Both groups performed well under pressure and responded as a team to mistakes and misinterpretations of their actions. They quickly realized that even though they are making critical decisions and occupy the role of the government’s most senior decision-makers, many things remain beyond their control.
The D.C. Policy Week is a unique experience that spans multiple generations of Norwich students present and past, some senior enough to ask the NSA director to visit students as a personal favor (it was the first time he met with students since assuming his role). The alumni the students met all understood the value of working hard, educating yourself and serving others. This was one of several important takeaways from the week.
First, students learned it takes more than smarts to reach senior decision-making positions. Everyone students spoke with was smart; all held advanced degrees and had complete command over their substantive area of interest. However, all understood the value of interpersonal relationships and the importance of acting genuinely and without self-motivations toward others.
Secondly, students learned it takes extraordinary mental stamina necessary to participate in national policy discourse. Individuals regularly work 10- to 12-hour days in a relentless, unforgiving environment in which small mistakes have large consequences.
Third, they learned how threats to the United States are real and how a large group of men and women work silently to protect American interests, often with incomplete information under significant time pressures. The challenges the United States face are unique and its ability to respond is unique, both because it has the means to act, but also because of the constraints placed on action by the Constitution. The role of the founding documents and guiding values of the country were never lost on these students; they recognized the necessary balance between security and the protection of individual rights and liberties.
This program exemplifies the students and principles Norwich values. Each student brought a unique perspective, creating a diverse outlook on the world. Are all exceptionally bright students who value education and all have an intrinsic interest in learning and expanding their understanding of the world. The students’ exchange of ideas, level of discourse and empathy toward others is inspiring and provides hope for the future.

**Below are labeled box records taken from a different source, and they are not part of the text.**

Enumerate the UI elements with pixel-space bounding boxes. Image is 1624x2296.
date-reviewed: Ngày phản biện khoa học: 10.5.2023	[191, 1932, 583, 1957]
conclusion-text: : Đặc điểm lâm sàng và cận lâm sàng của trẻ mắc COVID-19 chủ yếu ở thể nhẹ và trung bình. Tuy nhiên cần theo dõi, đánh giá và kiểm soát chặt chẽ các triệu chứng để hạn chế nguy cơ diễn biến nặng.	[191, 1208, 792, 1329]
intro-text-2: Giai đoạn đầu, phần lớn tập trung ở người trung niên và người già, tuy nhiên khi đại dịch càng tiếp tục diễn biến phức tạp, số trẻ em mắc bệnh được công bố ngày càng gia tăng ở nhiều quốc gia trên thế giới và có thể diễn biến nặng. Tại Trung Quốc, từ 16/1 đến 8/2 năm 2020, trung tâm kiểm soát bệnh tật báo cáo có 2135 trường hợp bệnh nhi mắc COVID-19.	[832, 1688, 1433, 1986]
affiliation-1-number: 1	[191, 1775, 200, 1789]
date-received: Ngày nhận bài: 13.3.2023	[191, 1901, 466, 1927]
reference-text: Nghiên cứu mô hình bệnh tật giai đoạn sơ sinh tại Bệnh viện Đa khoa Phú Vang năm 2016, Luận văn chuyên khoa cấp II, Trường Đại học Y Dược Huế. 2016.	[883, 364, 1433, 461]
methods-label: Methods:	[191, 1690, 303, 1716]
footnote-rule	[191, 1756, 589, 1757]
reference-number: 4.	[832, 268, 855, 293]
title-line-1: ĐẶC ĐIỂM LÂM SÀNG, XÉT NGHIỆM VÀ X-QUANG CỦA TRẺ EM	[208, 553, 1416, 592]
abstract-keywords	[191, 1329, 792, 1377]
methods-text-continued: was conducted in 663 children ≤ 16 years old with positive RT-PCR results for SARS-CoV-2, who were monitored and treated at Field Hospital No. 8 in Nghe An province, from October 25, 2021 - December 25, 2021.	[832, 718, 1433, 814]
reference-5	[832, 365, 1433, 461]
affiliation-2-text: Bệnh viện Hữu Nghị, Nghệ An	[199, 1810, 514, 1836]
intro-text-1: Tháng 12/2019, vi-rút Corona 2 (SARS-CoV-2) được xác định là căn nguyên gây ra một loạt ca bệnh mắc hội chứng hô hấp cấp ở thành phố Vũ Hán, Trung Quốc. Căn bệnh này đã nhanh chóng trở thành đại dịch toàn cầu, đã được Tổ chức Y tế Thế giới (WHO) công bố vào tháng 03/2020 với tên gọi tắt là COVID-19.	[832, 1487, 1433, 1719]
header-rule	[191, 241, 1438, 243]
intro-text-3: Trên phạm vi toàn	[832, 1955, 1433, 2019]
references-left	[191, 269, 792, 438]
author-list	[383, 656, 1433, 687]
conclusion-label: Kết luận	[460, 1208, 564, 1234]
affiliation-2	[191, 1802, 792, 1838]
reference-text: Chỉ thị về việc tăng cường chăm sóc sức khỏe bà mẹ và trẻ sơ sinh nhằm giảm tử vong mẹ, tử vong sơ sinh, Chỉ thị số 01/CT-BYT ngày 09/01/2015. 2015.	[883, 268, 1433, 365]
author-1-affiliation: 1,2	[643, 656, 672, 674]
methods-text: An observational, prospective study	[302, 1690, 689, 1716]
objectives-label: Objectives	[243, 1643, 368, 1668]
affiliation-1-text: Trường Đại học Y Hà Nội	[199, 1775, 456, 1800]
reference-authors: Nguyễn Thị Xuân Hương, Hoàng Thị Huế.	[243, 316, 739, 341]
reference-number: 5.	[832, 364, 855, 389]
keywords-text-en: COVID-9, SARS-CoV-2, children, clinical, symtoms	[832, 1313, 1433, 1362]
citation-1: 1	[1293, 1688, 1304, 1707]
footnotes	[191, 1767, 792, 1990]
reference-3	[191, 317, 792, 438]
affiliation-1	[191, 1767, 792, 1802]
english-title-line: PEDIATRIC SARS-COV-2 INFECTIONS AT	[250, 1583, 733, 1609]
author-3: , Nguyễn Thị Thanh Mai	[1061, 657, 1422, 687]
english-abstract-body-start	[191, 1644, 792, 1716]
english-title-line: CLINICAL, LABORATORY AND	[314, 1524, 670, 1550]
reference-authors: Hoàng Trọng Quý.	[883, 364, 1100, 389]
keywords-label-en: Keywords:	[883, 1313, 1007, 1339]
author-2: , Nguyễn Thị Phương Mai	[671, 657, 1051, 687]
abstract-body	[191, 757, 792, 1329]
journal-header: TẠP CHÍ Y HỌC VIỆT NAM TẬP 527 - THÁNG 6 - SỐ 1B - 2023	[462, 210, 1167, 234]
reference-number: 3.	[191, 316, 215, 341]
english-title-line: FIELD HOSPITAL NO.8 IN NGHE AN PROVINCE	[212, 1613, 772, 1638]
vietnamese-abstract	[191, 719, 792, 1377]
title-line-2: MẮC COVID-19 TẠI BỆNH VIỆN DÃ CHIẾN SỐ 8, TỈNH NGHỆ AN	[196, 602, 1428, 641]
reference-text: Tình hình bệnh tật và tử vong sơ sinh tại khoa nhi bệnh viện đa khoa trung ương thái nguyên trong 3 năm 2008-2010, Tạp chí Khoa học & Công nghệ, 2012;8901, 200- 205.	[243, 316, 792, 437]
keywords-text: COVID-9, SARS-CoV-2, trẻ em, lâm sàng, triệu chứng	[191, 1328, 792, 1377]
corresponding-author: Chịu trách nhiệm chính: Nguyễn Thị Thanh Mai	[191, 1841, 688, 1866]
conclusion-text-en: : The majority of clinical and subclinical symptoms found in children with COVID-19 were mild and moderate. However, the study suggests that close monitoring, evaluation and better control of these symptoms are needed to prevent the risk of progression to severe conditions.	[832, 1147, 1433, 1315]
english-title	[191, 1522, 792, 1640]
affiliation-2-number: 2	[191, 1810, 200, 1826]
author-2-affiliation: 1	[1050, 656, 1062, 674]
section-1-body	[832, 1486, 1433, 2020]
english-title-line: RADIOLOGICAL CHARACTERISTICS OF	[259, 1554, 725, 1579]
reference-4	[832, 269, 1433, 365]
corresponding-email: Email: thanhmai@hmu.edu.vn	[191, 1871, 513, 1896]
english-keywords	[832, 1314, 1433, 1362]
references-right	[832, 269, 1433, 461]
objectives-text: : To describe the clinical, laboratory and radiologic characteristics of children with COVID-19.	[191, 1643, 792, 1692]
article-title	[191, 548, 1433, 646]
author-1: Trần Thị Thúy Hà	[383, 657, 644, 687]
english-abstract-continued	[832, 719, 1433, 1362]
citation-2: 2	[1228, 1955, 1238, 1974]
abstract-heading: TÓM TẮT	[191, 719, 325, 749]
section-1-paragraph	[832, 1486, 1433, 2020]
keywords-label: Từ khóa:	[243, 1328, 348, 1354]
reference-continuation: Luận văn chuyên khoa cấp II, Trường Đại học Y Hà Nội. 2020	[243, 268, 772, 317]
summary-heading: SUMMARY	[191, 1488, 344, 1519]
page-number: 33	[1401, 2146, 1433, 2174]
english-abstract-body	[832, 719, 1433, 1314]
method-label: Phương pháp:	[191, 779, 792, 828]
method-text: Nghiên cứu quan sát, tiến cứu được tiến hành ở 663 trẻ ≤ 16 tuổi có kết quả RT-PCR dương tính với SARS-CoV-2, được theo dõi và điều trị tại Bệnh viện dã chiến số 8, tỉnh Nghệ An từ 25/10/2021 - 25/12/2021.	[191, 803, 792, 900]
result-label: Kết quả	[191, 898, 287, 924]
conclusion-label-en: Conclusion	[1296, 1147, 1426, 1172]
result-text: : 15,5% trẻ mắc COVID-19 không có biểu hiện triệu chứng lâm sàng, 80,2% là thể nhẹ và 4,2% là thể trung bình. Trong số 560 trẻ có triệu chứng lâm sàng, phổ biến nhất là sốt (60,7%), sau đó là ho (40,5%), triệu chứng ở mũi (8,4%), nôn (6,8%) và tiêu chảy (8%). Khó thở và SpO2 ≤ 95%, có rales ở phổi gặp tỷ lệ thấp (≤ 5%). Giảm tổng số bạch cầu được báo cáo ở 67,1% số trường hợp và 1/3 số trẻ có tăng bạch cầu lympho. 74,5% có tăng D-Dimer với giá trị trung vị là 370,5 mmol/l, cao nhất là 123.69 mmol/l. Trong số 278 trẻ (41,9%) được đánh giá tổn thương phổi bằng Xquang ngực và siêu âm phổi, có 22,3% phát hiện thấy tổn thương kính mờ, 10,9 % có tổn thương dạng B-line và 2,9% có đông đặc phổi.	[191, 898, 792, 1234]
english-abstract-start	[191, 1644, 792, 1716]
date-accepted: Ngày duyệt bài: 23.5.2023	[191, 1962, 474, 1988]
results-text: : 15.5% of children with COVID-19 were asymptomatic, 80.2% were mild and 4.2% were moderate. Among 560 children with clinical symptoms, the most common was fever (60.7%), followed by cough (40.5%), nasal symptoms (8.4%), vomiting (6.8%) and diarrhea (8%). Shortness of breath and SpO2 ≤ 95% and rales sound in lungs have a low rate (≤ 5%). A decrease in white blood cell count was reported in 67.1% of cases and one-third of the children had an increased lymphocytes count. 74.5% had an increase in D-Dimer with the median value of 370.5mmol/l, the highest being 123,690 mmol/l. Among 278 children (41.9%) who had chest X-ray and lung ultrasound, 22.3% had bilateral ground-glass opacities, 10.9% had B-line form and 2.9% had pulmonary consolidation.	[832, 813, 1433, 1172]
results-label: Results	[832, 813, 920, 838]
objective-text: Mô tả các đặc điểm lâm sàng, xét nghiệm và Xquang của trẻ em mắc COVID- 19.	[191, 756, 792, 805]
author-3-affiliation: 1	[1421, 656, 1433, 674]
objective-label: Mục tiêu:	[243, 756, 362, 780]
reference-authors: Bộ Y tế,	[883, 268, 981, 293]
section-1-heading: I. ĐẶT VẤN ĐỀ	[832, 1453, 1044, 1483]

Importantly, this program demonstrates the importance of experiential learning. Classroom instruction is important because it teaches students the importance of quality research and prepares them to conduct themselves with confidence in debates. However, some knowledge and skills and experiences cannot occur in class. Norwich has figured this out, which is why there is continued support on campus from the College of Liberal Arts and the Peace and War Center. It’s also why alumni go to exhaustive lengths to organize the program.